The Australian and New Zealand governments have announced a plan to introduce a single patent application process by early 2013 and a single patent examination by June 2014.

Australian minister for innovation senator Kim Carr and the New Zealand commerce minister, Simon Power claim the move is aimed at improving the process for filing a patent by removing duplication, driving efficiencies and reducing costs. “It is the government’s role to encourage innovation, not hinder it with unnecessary administration processes,” senator Carr said. “By moving to align the application processes we will remove duplication and reduce costs. We believe the single pathway to patent protection across Australia and New Zealand will in turn encourage inventors and businesses.”
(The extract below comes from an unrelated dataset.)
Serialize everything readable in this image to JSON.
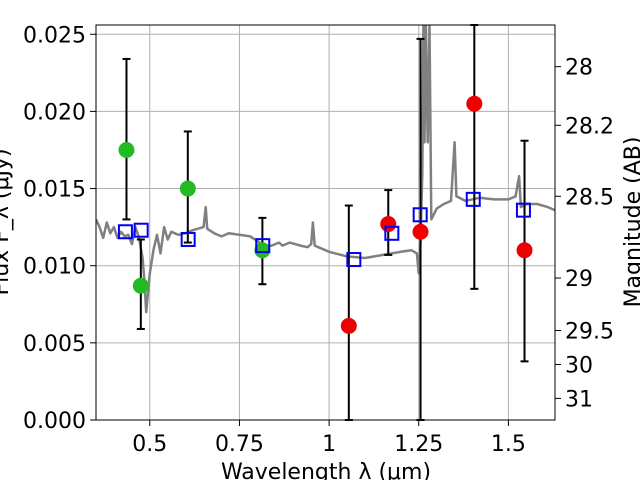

However patent attorney and partner at Davies Collison Cave Michael Caine disagrees. He claims that there will be little savings to be had by inventors in the two markets since the laws of the two countries will remain different, and each application will need to be prosecuted separately.  “There will be an advantage at the filing stage since only one application will be necessary, but I would expect the [dual] filing fee to be larger than the fee for filing a single application,” said Caine.  “Many Australian firms, and I expect NZ firms as well, already offer reduced rates already when an applicant files an application in both jurisdictions,” he added. 

The ministers claimed savings in professional costs associated with registering a patent could be as high as A$5,000 per invention but Caine is not convinced. “I think the savings have been overestimated substantially,” he said, “particularly since the laws of the two countries will remain different and since each application will need to be prosecuted separately.”